Il ne suffit pas de se tenir jalousement à l'écart de la politique pourrie de la fédération anarchiste où crypto-staliniens font bon ménage avec des maçons entichés de morale humaniste pour évoluer vers des positions révolutionnaires. A jamais est révolu le temps où quelques petits groupes anarchistes pouvaient, tant bien que mal, fournir un effort de réflexion théorique et une défense conséquente des frontières de classe. La mort de l'anarchisme date du 4 août 1914 : ralliement des mandarins anarchistes -et tout d'abord du vénérable Kropotkine- à l'effort de guerre impérialiste.

Quant à la partie saine du mouvement libertaire, elle ne pouvait que se joindre à la formidable vague des années héroïques marquées par la constitution de l'Internationale Communiste Ce que fit le petit noyau des anarchistes internationalistes regroupés autour de Guilbeaux et de Rosmer, ce que fit ensuite Serge, compagnons de Trotsky au plus haut moment de la lutte mondiale pour le pouvoir des Soviets, mais aussi après l'échec, lorsque la terre entière ne fut plus qu'une "planète sans visa" pour tous les survivants des purges et procès de Moscou, quand il était "minuit dans le siècle".

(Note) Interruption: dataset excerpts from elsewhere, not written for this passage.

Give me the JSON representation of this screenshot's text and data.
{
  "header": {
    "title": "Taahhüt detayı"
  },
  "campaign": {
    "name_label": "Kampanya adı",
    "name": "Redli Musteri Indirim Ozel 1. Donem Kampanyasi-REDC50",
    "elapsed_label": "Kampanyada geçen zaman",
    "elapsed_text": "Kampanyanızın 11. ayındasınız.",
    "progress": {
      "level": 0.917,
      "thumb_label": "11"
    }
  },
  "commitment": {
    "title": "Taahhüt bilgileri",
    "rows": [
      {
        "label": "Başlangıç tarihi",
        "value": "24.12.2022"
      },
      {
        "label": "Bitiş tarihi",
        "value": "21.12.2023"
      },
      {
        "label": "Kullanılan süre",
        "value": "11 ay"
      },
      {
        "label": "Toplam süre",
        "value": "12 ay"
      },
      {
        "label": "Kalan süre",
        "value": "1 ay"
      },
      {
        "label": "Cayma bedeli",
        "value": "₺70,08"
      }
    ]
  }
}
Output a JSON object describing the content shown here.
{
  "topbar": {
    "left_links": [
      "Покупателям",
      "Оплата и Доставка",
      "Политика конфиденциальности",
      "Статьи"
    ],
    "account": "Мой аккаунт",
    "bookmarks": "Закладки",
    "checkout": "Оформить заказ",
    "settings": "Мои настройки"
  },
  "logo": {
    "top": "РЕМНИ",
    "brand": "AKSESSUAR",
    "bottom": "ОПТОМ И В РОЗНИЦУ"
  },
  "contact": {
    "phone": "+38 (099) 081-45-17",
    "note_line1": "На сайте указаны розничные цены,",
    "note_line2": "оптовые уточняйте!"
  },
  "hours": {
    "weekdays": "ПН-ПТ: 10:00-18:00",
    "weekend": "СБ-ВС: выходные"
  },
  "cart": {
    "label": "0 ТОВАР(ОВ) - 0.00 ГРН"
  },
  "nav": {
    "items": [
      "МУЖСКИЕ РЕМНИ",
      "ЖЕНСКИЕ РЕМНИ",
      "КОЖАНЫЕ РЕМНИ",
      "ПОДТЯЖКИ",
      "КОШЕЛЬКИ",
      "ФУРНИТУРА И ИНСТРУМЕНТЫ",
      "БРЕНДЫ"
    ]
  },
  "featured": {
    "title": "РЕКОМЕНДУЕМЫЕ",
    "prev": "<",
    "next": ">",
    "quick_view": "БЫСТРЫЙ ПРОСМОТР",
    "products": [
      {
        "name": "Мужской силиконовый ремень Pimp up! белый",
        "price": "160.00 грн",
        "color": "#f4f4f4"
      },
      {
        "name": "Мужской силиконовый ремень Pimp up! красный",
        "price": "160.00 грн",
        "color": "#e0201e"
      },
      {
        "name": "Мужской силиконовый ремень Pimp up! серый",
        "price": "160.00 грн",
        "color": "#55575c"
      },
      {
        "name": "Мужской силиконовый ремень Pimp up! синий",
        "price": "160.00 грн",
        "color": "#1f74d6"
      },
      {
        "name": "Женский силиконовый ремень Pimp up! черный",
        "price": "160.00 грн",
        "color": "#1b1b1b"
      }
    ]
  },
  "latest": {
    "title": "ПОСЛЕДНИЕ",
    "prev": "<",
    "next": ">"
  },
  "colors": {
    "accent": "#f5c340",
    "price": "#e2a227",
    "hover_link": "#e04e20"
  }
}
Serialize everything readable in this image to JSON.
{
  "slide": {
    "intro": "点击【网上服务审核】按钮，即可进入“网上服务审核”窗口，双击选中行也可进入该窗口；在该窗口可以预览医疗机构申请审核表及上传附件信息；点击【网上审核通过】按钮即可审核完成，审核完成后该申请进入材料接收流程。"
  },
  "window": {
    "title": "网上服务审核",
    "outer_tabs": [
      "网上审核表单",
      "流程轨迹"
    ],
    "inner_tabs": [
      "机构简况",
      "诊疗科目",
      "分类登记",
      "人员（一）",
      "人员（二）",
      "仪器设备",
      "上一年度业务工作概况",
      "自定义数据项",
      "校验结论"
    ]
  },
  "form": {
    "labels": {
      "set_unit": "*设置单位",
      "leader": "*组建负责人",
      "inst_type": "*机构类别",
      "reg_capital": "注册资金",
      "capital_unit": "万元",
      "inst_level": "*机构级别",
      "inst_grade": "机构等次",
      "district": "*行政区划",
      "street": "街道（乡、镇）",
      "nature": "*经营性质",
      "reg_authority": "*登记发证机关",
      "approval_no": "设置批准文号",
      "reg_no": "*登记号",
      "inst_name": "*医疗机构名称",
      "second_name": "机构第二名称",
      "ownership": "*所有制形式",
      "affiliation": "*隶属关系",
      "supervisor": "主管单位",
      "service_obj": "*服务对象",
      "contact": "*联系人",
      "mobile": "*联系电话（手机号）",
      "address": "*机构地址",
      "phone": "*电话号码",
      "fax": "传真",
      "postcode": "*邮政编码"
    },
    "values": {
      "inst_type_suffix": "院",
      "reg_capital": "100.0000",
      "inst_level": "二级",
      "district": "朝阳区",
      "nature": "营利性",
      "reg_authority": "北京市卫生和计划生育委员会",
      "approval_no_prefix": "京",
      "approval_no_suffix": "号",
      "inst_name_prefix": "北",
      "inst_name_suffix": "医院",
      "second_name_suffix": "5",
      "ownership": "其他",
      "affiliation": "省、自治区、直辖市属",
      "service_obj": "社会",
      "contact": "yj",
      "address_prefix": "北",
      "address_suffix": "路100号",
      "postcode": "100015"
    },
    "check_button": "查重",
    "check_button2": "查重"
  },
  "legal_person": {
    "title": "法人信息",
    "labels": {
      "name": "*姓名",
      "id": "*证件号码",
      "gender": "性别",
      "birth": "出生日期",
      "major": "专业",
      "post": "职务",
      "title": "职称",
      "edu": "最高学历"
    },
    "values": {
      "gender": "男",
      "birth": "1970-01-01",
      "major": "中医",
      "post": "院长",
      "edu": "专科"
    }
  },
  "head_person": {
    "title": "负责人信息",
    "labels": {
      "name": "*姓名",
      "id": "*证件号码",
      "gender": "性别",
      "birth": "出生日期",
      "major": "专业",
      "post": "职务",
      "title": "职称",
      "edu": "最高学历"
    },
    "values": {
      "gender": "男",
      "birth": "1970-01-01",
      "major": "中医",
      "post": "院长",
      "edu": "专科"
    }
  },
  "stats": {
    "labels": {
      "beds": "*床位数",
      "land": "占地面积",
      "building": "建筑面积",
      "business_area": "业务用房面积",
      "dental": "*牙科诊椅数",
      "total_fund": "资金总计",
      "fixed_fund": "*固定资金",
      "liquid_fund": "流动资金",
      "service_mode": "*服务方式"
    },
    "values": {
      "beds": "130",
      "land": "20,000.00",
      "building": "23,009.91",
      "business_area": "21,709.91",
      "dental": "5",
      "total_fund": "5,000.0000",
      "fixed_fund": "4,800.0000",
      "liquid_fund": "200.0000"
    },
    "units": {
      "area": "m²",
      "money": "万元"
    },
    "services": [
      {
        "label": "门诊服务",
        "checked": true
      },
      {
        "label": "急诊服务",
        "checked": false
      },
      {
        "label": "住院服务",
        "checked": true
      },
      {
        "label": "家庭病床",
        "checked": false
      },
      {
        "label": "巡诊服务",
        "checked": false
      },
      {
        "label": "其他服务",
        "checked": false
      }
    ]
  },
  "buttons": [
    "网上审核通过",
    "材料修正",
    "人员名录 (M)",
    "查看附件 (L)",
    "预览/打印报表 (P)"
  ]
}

S'il est vrai que l'histoire juge les idées et les hommes, alors, nous pouvons dire que, passé au crible de la critique des faits, il n'est rien resté debout de l'édifice de belles théories anarchistes. Sur l'autel de l'Ordre bourgeois, l'anarchisme, durant ces 3/4 de siècle dut sacrifier tous ses principes : "anti-militariste", il exigea des armes pour combattre l'ennemi "fasciste" mais fit une guerre d'extermination aux seuls internationalistes : ceux qui prônaient le "défaitisme révolutionnaire" ; "anti-politicien", il entra au gouvernement républicain de Madrid et à la Généralité de Catalogne ; partisan de 1'"action directe", il appela le prolétariat espagnol à "savoir arrêter une grève" et à reprendre le travail ; "émeutier", il se fit démolisseur des barricades du Mai 37 à Barcelone ; "anti-étatiste", il développa dans les usines le capitalisme d'Etat.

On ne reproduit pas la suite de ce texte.